January 28, 2008

ALL BUSINESS: Rate cut spooks market

NEW YORK - You never want to see the Federal Reserve panic, but that's what it looked like Tuesday when it cut a key interest rate in a surprise move as stock markets around the globe were tanking.

Ben Bernanke's central bank has been late in responding to the current credit crunch, and its latest move amounts to another reactive versus proactive approach. It also stands in stark contrast to the pre-emptive actions favored by former Chairman Alan Greenspan.

As bad as this appears, don't overlook that the Fed's belated medicine may still help an economy that in recent weeks has teetered on the edge of a recession.

The Fed's mandate is to keep the economy growing and inflation under control. But attempting to bail out financial markets — there's really no other way to interpret what it did, taking action a week before a regularly scheduled meeting of the Fed's policy-making committee — also could serve the broader good if it keeps the economy from cratering.

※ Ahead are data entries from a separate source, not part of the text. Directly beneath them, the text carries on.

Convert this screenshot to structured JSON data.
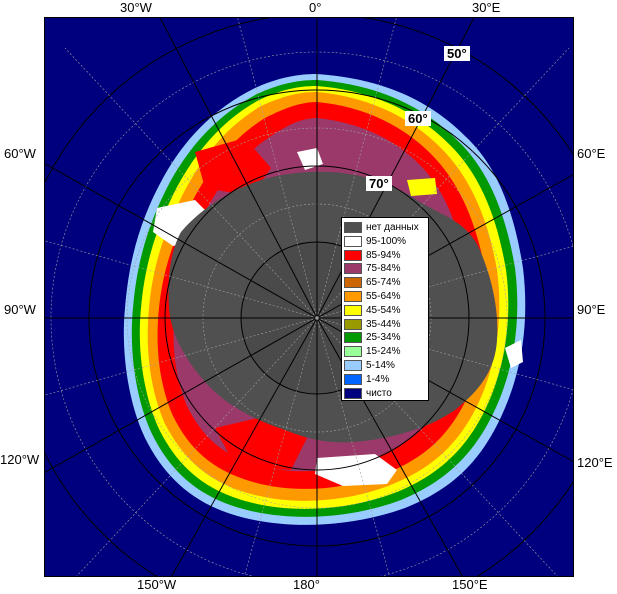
{
  "map": {
    "longitude_labels": {
      "top": [
        "30°W",
        "0°",
        "30°E"
      ],
      "bottom": [
        "150°W",
        "180°",
        "150°E"
      ],
      "left": [
        "60°W",
        "90°W",
        "120°W"
      ],
      "right": [
        "60°E",
        "90°E",
        "120°E"
      ]
    },
    "latitude_labels": [
      "50°",
      "60°",
      "70°"
    ],
    "colors": {
      "ocean": "#00007f",
      "land": "#505050",
      "grid": "#a0a0a0"
    }
  },
  "legend": {
    "items": [
      {
        "label": "нет данных",
        "color": "#505050"
      },
      {
        "label": "95-100%",
        "color": "#ffffff"
      },
      {
        "label": "85-94%",
        "color": "#ff0000"
      },
      {
        "label": "75-84%",
        "color": "#9b3a6a"
      },
      {
        "label": "65-74%",
        "color": "#cc6600"
      },
      {
        "label": "55-64%",
        "color": "#ff9900"
      },
      {
        "label": "45-54%",
        "color": "#ffff00"
      },
      {
        "label": "35-44%",
        "color": "#999900"
      },
      {
        "label": "25-34%",
        "color": "#009900"
      },
      {
        "label": "15-24%",
        "color": "#99ff99"
      },
      {
        "label": "5-14%",
        "color": "#99ccff"
      },
      {
        "label": "1-4%",
        "color": "#0066ff"
      },
      {
        "label": "чисто",
        "color": "#00007f"
      }
    ]
  }
}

On Tuesday, investors read that as a sign the Fed hit the emergency button, and stocks initially plunged. The Dow Jones industrial average plummeted 465 points in early trading, before giving back some of that decline to finish the day down 128 points. The Dow's nearly 10 percent loss so far in 2008 is its worst start ever for a new year. The same goes for the Standard & Poor's 500 stock index.

The Fed's move reduced the federal funds rate — what banks charge each other on overnight loans — to 3.5 percent from 4.25 percent, marking the biggest funds rate cut since the Fed began explicitly targeting that rate starting in 1990.

The central bank also cut its discount rate, the interest it charges on direct loans it makes to banks, by three-quarters of a percentage point, pushing this rate down to 4 percent. Most banks responded by cutting their prime rates, the benchmark for millions of business and consumer loans to 6.50 percent from 7.25 percent.

Tuesday's reversal is stunning, given how the Fed has been dealing with the financial crisis over the last year. For months, Bernanke and others downplayed the possibility that the collapse in housing would spread to other parts of the economy. Then as rising mortgage defaults caused lenders everywhere to start tightening borrowing standards, the Fed remained largely conservative in its action.

Before Tuesday's move, the Fed had cut interest rates three times, first in September, the month after a severe credit crunch had roiled Wall Street and global financial markets. That half-point rate cut was then followed by smaller quarter-point moves in October and December.

But the Fed's response to date has failed to keep this mess from intensifying and spreading into the broader economy. Falling housing prices have made it harder for homeowners to borrow against their properties, which is affecting consumer spending. That's spooking corporate America, with many companies already protectively holding back on hiring.

On top of that, the Fed has only created more uncertainty among investors and consumers by not looking like it was ahead of the curve in dealing with this mess.

It wasn't until Jan. 10 that the Bernanke publicly opened the door to "substantive" cuts in U.S. interest rates — five months after financial markets had begun to plunge on worries about the economy.

"The Fed has had poor communication, trailed the market, hasn't been grasping the seriousness of the disfunction in the credit markets and repeatedly has been inconsistent in its message," said David Kotok, chairman and chief investment officer at the portfolio management firm Cumberland Advisors. "We still don't know what the consistent policy position is at the Fed."

Some economists hope that Tuesday's move signals a new beginning for Bernanke's Fed. Gone should be the measured approach to mop up the mess left behind by predecessor Greenspan, who kept interest rates at historic lows for so long that it gave rocket scientists on Wall Street free rein to cook up a toxic mix of derivatives and other financial products whose true risk is now apparent.

Greenspan also liked to tout the mantra that the normal operation of market forces would clean up financial excesses. Bernanke has to recognize that today's woes won't improve without the Fed's help.

"Perception is just as important as reality," said Doug Roberts, chief investment strategist at ChannelCapitalResearch.com in Shrewsbury, N.J., noting that the public has to think that the Fed is on the case to fix this mess.

That's why most Wall Street economists see additional rate cuts coming. Some even think the Fed could make a 50 basis point cut in the fed funds rate to 3 percent at its policy-making committee meeting next week.

Lower rates can only be good news for the nation's banks, which have been hit on many fronts of this credit crunch. They're seeing delinquencies rise on all types of loans, and have been badly battered by their investments in mortgage-backed securities and the paralysis in many corners of the credit markets.

At the same time, they've been squeezed by the tighter spreads between their borrowing and lending rates. Banks like to borrow short and lend long — so the drop in the fed funds rate means they can borrow more cheaply and then lend at higher rates.

Assuming the banks don't continue making bad loans, this should boost banks' net interest margin and their profitability, which should shore up their troubled balance sheets. Over time, they then should be comfortable increasing their lending to businesses and consumers.

Looking at Tuesday's action in that light, the Fed's rate cut doesn't look so scary after all.